Cost of Living in Tokyo
Tokyo is known to be one of the most expensive cities in the world and, with constantly climbing housing costs, an apartment in the city center is out of reach for most people. Fortunately, Tokyo and the surrounding areas have excellent public transit systems. Here are some expenses to give you an idea of the cost of living in Tokyo
- Apartment (1 bedroom) Outside of Centre: $711.78
- Monthly Pass (Regular Price): $101.68
- Milk (regular), 1 liter: $2.03
Kwintessential has a useful guide to etiquette in Japan. Here are some particularly important tips. Hierarchical titles are important in Japanese society as a whole and work environments in general. It is a good idea to learn the titles of your boss and coworkers and make sure to use the appropriate suffix. Foreigners are expected to shake hands or bow slightly with the head upon meeting someone. Facial expressions and non-verbal communication can be as important as what is actually said.

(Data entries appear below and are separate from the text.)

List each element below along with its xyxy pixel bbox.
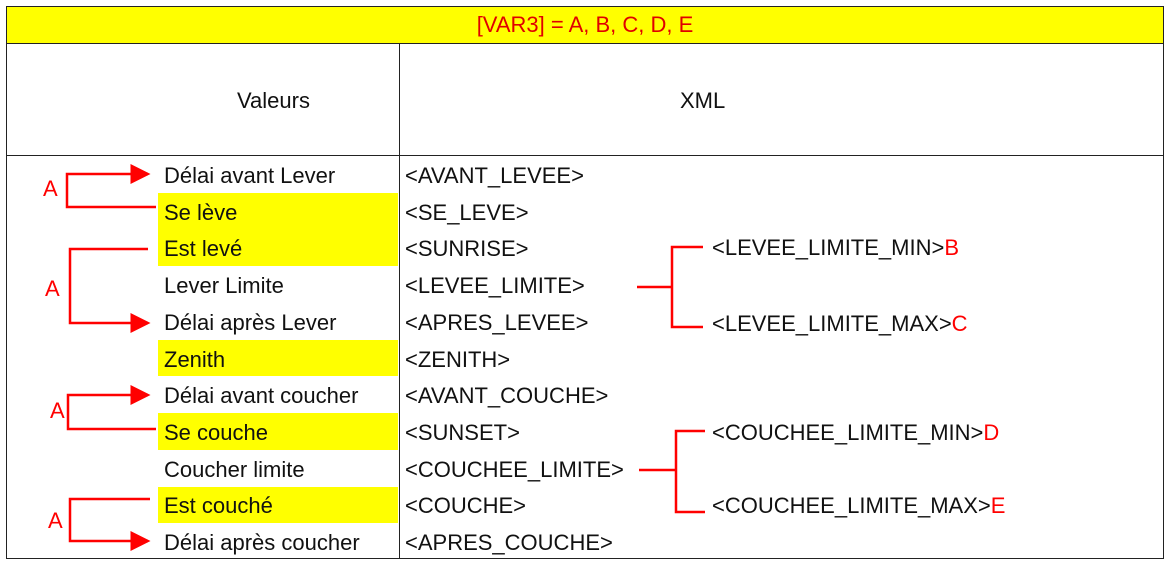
row-value: Se lève [164,199,238,225]
row-xml: <SUNRISE> [405,236,529,262]
arrow-label-a: A [45,276,60,301]
row-value: Zenith [164,346,226,372]
header-values: Valeurs [237,88,310,113]
row-xml: <COUCHEE_LIMITE> [405,456,624,482]
bracket-arrow [66,385,156,431]
highlight-rise [158,193,398,266]
highlight-set-done [158,487,398,523]
row-xml: <LEVEE_LIMITE> [405,273,585,299]
arrow-label-a: A [48,508,63,533]
row-xml: <APRES_LEVEE> [405,309,589,335]
couchee-bracket [639,429,705,514]
column-divider [399,44,400,559]
limit-levee-min: <LEVEE_LIMITE_MIN>B [712,235,960,260]
row-xml: <COUCHE> [405,493,527,519]
bracket-arrow [68,247,151,333]
row-xml: <ZENITH> [405,346,511,372]
row-xml: <SUNSET> [405,419,520,445]
row-value: Délai avant coucher [164,383,359,409]
highlight-set [158,413,398,450]
row-value: Délai avant Lever [164,163,336,188]
row-xml: <AVANT_COUCHE> [405,383,609,409]
row-value: Est couché [164,493,273,519]
title: [VAR3] = A, B, C, D, E [476,12,694,37]
bracket-arrow [68,497,151,551]
row-value: Lever Limite [164,273,284,299]
bracket-arrow [65,164,156,209]
row-value: Délai après coucher [164,530,360,555]
row-value: Se couche [164,419,268,445]
row-value: Est levé [164,236,243,262]
header-divider [6,155,1164,156]
limit-levee-max: <LEVEE_LIMITE_MAX>C [712,311,968,336]
limit-couchee-max: <COUCHEE_LIMITE_MAX>E [712,493,1006,518]
highlight-zenith [158,340,398,376]
table-frame [6,6,1164,559]
header-xml: XML [680,88,726,113]
row-xml: <APRES_COUCHE> [405,530,613,555]
limit-couchee-min: <COUCHEE_LIMITE_MIN>D [712,420,1000,445]
levee-bracket [637,245,703,329]
row-xml: <SE_LEVE> [405,199,529,225]
row-value: Coucher limite [164,456,305,482]
arrow-label-a: A [43,176,58,201]
row-xml: <AVANT_LEVEE> [405,163,584,188]
row-value: Délai après Lever [164,309,337,335]
arrow-label-a: A [50,398,65,423]
title-bar: [VAR3] = A, B, C, D, E [6,6,1164,44]
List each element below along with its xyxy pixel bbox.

Internships in Tokyo do exist for those who don't speak Japanese, and it is not uncommon for people in international or tourist locations to know some English. However, most people in Japan do not speak English, so knowing at least some Japanese, written as well as spoken, will make your stay in Tokyo much more pleasant and far less stressful.
An economic and cultural hub, Tokyo is a great place for networking. Since introductions are an important component of business relationships in Japan, focusing on building relationships at your internship is the best first step before having those contacts introduce you to others. Tokyo also hosts many conferences in a wide spectrum of fields, so be on the look-out for ones that peak your interest.
Work and Labor Laws in Tokyo
There are no special regulations for internships in Tokyo; most internships are unpaid. Interns staying in Tokyo for under 90 days do not need a special visa. Longer stays require a Training Visa. In addition, a residency permit must be obtained upon arrival in Tokyo and carried on your person at all times.